I motivi del ritardo nella emanazione del decreto – prosegue il rappresentante del Governo – sono da attribuirsi ad alcune iniziali perplessità sulla esatta portata della disposizione medesima, sulla reale convenienza dei lavoratori a ricorrervi – in presenza della strada intrapresa del completo superamento del divieto di cumulo tra pensione e retribuzione – e sulla coerente collocazione nel sistema previdenziale vigente, perplessità confermate, del resto, dalla recente evoluzione del quadro di riferimento, che hanno indotto il legislatore, nell’ambito del disegno di legge delega di riordino del sistema previdenziale, a prevedere l’abrogazione dell’intero articolo 75 e a predisporre un nuovo e più incisivo intervento in tale direzione.
In conclusione, il Sottosegretario fa presente che, appena completato l’iter del decreto, l’INPS provvederà alla liquidazione della quota parte di pensione, secondo le modalità ivi indicate, a coloro che hanno presentato la domanda: questi ultimi, secondo quanto riferito dall’istituto, sarebbero circa un centinaio.

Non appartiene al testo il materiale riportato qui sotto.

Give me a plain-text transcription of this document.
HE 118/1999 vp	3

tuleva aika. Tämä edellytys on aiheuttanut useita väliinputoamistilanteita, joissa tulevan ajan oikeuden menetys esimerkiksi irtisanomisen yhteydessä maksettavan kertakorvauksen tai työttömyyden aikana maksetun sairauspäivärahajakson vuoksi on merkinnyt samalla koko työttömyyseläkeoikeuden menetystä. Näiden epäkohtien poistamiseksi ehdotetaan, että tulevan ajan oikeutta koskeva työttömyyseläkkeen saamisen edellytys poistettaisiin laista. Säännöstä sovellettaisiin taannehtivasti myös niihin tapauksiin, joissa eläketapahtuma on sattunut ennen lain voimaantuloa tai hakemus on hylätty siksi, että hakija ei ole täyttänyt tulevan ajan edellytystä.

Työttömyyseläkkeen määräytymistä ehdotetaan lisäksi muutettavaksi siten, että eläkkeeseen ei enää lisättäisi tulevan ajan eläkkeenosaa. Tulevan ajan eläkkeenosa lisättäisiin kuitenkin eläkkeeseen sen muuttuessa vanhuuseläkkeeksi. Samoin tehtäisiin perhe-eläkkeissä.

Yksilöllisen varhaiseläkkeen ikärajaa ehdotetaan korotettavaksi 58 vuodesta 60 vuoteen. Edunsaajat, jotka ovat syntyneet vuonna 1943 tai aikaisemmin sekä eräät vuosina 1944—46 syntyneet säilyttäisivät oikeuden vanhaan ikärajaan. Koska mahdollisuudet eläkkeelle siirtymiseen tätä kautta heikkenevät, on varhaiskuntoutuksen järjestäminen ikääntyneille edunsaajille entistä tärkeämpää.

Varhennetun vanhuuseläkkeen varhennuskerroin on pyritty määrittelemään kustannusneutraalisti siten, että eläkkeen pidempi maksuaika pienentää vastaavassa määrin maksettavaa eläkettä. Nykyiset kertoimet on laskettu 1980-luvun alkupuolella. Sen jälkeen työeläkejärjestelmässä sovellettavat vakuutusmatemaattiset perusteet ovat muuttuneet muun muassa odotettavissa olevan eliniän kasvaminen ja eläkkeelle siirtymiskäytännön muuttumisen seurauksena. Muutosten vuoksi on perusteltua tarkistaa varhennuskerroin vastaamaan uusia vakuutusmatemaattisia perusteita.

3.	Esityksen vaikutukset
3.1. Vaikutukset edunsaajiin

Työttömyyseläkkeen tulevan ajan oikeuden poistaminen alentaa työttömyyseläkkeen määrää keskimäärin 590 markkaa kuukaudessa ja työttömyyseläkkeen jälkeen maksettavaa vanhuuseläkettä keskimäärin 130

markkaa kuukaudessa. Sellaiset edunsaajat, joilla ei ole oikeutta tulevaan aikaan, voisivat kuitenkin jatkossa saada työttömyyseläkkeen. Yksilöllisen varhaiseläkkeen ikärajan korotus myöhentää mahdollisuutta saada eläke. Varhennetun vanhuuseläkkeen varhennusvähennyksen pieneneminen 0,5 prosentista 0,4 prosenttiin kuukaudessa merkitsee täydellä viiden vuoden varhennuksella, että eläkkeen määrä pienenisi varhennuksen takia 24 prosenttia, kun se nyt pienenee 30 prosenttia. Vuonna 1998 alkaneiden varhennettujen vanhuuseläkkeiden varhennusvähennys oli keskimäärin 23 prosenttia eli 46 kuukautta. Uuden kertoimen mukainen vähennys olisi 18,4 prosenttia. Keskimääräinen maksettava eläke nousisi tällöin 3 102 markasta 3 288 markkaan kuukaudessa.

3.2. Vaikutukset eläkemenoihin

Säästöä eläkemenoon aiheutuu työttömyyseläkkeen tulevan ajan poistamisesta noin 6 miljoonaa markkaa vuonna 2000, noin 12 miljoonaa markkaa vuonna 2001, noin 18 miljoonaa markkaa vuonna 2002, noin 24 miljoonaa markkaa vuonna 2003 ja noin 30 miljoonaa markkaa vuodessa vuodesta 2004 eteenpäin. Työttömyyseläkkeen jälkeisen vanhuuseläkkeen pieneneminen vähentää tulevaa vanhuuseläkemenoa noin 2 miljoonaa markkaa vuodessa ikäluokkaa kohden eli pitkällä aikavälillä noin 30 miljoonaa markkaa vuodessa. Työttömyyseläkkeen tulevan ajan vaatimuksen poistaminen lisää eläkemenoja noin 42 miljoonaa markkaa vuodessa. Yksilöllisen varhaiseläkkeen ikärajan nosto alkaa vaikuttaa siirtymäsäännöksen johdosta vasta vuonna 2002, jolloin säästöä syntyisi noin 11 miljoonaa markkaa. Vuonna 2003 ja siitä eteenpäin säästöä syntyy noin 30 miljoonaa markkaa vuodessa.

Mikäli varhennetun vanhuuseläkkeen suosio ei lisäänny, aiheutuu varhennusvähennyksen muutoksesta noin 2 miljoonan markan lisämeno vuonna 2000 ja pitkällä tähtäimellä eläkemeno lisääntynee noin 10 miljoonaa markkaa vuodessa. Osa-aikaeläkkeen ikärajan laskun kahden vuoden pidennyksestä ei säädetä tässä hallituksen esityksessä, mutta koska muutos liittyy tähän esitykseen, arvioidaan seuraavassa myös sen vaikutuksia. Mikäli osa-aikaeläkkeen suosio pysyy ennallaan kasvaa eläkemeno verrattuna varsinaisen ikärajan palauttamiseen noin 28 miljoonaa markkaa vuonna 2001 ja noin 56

Il senatore PIZZINATO(DS-U), dopo avere ringraziato il rappresentante del Governo per la tempestività della risposta, ricorda che tutti i senatori firmatari dell’interrogazione 3-01350 hanno ripetutamente sollecitato l’adozione di un provvedimento che interviene dopo ben 37 mesi dall’entrata in vigore della legge n. 388 del 2002. Al di là di tale ritardo, occorre rilevare che il decreto attuativo distorce i contenuti della legge in quanto obbliga il lavoratore a interrompere il rapporto di lavoro in atto per instaurare un nuovo rapporto di lavoro a tempo determinato. Questa scelta, che costituisce un forte disincentivo ad avvalersi dell’opportunità offerta dalla norma in discussione, in particolare per i cosiddetti lavoratori precoci, è in contrasto con la previsione del comma 5 dell’articolo 75 della legge n. 388 del 2002 e, pertanto, dovrebbe essere rettificata, con l’adozione di norme regolamentari che siano conformi alla legge. Si dichiara pertanto insoddisfatto sul merito della risposta del Sottosegretario.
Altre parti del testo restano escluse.